第49話 潜伏。

 カサカサ……カサカサ……。


 廃墟となって久しいバトロン伯爵の邸宅で、獣だろうか、乱雑に生えている雑草が揺れていた。


 カサカサ……カサカサ……。


 しかし妙だ。確かに草は揺れている。しかし、揺れている草をようく観察しても、なにも見当たらない。


 カサカサ……カサカサ……カサカサカサカサ……。


 草の揺れは、少しずつ バトロン伯爵の邸宅へと近づいていく。そして、


 キィィィィィィ……パタリ。


 わずかに開いて何者かが侵入すると、静かにドアが閉じられた。


「ふう……」


 バトロン伯爵の邸宅に入った人物は、いきなり姿を表した。左手には、黒いローブが抱えられている。彼の名はフィリップ。ローゼンクロイツ家で使用人として働く少年だ。もう片方の手には、食料品が入った袋を持っている。


 フィリップは、キシキシと床をならして屋敷の奥へと歩いていき、一番奥の部屋のドアをノックした。


「……はい」

「フィリップです。マシュー様、ミエル様、お食事をお持ちいたしました」

「わかりました。今開けますね」


 キィィィィ。


 静かにドアが開くと、そこには廃墟だとは思えない清潔な一室があった。奥のベッドには、マシュー卿が横になっている。

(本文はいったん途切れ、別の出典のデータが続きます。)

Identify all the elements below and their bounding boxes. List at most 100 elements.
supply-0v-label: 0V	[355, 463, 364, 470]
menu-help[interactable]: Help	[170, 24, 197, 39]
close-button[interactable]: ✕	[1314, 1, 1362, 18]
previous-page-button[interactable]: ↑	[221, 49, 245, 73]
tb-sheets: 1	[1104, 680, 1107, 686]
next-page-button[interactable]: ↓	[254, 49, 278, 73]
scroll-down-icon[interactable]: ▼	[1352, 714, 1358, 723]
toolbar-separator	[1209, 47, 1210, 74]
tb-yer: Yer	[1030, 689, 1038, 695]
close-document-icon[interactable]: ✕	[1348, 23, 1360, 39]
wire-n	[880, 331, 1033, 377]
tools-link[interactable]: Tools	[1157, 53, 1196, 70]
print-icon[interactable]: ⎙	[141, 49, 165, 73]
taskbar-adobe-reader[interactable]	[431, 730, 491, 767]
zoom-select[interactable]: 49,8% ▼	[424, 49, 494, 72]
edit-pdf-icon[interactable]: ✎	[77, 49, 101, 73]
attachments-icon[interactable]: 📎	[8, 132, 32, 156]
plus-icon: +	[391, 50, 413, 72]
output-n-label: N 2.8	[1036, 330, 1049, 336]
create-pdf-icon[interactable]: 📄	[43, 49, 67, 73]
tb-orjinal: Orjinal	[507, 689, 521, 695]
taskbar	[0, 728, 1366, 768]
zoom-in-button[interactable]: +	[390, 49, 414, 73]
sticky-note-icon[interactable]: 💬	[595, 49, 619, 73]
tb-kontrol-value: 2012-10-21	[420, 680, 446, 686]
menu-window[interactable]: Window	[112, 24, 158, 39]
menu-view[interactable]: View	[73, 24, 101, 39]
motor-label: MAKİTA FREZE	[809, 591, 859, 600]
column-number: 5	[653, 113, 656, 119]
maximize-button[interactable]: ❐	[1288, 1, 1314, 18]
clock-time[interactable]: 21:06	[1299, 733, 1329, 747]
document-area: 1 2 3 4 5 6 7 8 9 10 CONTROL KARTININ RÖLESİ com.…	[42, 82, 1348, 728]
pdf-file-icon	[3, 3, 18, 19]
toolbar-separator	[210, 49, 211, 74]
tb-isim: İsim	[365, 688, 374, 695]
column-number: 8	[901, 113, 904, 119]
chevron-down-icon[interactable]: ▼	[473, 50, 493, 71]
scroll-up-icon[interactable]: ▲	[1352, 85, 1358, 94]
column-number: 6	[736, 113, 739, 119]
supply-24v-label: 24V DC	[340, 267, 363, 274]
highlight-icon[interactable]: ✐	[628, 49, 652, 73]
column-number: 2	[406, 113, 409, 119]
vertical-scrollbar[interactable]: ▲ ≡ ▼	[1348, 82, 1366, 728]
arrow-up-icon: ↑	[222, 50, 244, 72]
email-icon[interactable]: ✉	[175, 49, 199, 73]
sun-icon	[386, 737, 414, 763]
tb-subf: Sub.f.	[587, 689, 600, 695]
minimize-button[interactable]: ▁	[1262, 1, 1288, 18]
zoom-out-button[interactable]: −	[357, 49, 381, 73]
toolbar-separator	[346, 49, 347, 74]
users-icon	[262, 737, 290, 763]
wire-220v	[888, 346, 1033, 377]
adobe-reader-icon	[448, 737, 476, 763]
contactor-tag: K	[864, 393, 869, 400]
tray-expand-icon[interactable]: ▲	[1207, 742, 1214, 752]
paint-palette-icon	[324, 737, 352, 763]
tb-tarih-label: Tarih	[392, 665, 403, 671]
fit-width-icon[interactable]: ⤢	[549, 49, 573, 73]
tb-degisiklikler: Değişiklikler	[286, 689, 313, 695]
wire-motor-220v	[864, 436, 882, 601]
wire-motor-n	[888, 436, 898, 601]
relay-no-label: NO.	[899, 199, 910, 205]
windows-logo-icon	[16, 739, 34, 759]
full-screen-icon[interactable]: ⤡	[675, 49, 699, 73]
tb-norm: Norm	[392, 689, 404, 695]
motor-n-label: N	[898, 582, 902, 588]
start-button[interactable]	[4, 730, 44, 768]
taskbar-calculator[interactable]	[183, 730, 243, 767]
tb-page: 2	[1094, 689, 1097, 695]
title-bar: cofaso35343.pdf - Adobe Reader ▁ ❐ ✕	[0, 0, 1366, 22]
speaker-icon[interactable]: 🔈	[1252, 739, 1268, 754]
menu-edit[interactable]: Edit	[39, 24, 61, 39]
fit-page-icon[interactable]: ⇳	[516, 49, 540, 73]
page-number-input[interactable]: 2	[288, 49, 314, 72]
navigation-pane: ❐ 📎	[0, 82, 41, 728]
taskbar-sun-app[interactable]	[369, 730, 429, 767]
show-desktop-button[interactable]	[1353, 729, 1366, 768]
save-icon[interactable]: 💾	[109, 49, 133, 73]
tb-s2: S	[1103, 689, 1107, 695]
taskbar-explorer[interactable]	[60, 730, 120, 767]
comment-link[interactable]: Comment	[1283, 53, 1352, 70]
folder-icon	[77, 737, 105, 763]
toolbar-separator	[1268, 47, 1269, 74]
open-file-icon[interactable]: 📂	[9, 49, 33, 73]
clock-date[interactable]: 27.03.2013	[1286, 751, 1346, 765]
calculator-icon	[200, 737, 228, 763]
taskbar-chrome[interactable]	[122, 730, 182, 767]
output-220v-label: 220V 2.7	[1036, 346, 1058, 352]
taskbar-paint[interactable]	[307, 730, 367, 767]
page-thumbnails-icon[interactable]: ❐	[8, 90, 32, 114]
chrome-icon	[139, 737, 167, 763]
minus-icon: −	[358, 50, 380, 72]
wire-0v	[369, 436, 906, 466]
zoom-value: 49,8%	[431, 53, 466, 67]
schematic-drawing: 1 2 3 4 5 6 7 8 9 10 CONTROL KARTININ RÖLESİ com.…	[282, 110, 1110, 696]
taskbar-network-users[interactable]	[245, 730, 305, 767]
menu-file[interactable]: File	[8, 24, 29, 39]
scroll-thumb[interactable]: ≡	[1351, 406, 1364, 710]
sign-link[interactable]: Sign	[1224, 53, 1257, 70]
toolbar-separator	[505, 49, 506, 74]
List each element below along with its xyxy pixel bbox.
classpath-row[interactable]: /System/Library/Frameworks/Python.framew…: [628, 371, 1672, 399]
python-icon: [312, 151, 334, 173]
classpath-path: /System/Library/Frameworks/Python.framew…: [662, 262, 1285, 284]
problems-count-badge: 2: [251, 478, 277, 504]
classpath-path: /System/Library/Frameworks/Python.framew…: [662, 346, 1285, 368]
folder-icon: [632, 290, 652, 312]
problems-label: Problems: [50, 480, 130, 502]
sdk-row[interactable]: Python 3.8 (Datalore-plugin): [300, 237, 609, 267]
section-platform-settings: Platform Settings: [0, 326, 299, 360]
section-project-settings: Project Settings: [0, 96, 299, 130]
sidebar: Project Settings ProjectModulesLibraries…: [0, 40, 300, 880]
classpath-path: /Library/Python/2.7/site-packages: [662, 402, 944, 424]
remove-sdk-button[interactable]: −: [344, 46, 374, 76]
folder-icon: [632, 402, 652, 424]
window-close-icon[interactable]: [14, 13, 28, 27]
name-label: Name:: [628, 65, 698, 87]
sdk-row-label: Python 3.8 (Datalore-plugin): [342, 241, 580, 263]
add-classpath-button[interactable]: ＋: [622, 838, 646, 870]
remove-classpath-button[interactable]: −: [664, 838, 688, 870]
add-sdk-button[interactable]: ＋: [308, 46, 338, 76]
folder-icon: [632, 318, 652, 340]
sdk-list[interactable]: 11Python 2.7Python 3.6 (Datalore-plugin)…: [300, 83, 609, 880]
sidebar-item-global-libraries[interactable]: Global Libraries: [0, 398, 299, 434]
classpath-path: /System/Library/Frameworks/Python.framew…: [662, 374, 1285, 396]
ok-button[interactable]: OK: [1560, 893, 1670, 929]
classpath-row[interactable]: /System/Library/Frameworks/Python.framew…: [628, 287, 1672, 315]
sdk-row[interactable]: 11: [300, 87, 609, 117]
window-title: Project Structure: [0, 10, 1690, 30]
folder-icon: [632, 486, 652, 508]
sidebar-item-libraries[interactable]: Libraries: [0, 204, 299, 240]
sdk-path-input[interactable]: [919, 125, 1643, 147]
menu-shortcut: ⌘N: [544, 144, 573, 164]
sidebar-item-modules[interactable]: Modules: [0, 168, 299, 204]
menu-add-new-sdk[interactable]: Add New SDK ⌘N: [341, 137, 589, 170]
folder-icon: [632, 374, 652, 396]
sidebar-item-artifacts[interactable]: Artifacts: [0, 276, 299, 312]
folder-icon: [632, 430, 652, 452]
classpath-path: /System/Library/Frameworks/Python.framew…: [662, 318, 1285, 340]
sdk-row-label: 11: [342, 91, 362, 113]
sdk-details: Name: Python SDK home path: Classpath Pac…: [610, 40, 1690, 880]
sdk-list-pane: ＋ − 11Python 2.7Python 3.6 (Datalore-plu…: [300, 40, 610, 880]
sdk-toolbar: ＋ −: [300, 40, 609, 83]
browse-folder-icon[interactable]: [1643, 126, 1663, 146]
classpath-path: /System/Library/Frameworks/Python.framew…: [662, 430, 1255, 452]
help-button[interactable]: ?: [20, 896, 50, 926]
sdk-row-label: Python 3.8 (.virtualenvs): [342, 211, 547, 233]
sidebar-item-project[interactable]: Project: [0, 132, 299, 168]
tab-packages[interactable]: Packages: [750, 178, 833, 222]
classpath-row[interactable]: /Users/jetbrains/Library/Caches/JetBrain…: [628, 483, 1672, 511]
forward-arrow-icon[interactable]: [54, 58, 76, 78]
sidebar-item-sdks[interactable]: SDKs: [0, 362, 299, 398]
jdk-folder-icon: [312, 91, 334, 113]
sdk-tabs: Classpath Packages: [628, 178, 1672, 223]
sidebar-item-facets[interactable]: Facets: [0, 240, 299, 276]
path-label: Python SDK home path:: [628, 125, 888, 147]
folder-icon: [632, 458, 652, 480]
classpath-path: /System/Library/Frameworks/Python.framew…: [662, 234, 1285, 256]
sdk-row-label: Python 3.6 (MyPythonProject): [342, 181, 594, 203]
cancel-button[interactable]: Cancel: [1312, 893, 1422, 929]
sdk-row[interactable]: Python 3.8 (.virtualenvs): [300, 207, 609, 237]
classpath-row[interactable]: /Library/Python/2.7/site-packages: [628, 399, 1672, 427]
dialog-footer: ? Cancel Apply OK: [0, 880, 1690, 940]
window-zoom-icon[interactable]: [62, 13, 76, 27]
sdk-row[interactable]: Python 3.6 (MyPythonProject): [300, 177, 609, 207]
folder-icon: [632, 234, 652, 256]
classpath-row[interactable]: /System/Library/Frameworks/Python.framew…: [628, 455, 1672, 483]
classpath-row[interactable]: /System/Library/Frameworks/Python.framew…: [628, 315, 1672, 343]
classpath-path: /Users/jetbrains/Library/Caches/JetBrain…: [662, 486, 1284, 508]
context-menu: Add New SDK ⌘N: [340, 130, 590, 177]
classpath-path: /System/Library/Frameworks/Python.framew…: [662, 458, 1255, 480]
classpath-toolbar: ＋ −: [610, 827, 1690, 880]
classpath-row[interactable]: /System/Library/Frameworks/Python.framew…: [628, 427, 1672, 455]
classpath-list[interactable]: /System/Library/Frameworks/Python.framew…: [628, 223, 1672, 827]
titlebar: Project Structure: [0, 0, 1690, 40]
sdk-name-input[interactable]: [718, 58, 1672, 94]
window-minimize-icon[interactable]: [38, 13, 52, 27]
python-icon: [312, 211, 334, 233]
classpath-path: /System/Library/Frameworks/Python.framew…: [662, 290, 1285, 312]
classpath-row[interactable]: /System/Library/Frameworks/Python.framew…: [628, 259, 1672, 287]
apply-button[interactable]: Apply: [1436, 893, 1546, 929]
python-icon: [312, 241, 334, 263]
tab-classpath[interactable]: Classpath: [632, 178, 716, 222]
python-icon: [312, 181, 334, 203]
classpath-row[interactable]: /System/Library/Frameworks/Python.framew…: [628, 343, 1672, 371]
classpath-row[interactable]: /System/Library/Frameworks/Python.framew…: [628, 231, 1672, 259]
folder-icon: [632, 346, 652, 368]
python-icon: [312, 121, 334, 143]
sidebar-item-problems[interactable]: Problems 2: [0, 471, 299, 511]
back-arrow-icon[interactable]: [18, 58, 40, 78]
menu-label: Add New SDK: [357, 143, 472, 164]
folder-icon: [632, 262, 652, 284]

「ありがとうございます。フィリップさん。わたくしども親子のために、ご苦労をおかけいたしますね」

「苦労だなんて、そんな! 漆黒の聖女ミエル様の護衛は、イザベラ様より最重要任務として承っておりますので」


 ミエルは、フィリップが脇にかかえたローブを見る。


「本当に不思議なローブですね。被ればたちまち姿が見えなくなくなんて」

「『視断のローブ』のことですね?」

「そのローブも、ゲオルク様の発明なのですか?」

「はい。ゲオルク殿と、アブラアン先生の共同開発です。ゲオルク殿が、母なる大地の東に浮かぶ島国で出会った、シノビなる隠密任務を生業とする人物の術を見て閃いたそうです」


 フィリップは話を続ける。


「体内にある微弱な魔力に反応し、ローブの表面に周囲の風景を投影させているのだとか。構造的には、ミエル様の『魔断のローブ』とほぼ変わらないと申しておりました」

「このローブがなければ、わたくしども親子は、暗殺をされておりました……」


 そこまで言うと、ミエルは首をかしげる。


「しかし、なぜ、王直属の『下弦の騎士団』がわたくしどもの命を狙ったのでしょう?」


「イザベラ様いわく、『下弦の騎士団』は、こたびのローゼンクロイツ伯爵暗殺事件の真犯人と通じているのだとか。誠に心苦しいのですが、確たる証拠を摘むまでは、ミエル様たちにはここで潜伏をしていただきたいと、イザベラ様からご指示を受けております。ご不便かと存じますが、どうか、ご辛抱くださいませ」


 頭を下げるフィリップに、ミエルは、彼の手をとってやさしげに語りかける。


「辛抱だなんてそんな。わたくしどもは、充分に快適な生活を送らせて戴けております。なりより、フィリップさんの淹れる、大陸一の紅茶が毎日楽しめるのですもの。これ以上の贅沢はございませんわ」

「も、勿体無いお言葉……そ、それでは早速食事といたしましょう」


 紅茶の腕を褒められたフィリップは、顔を赤らめながら、そそくさと食事の準備にとりかかった。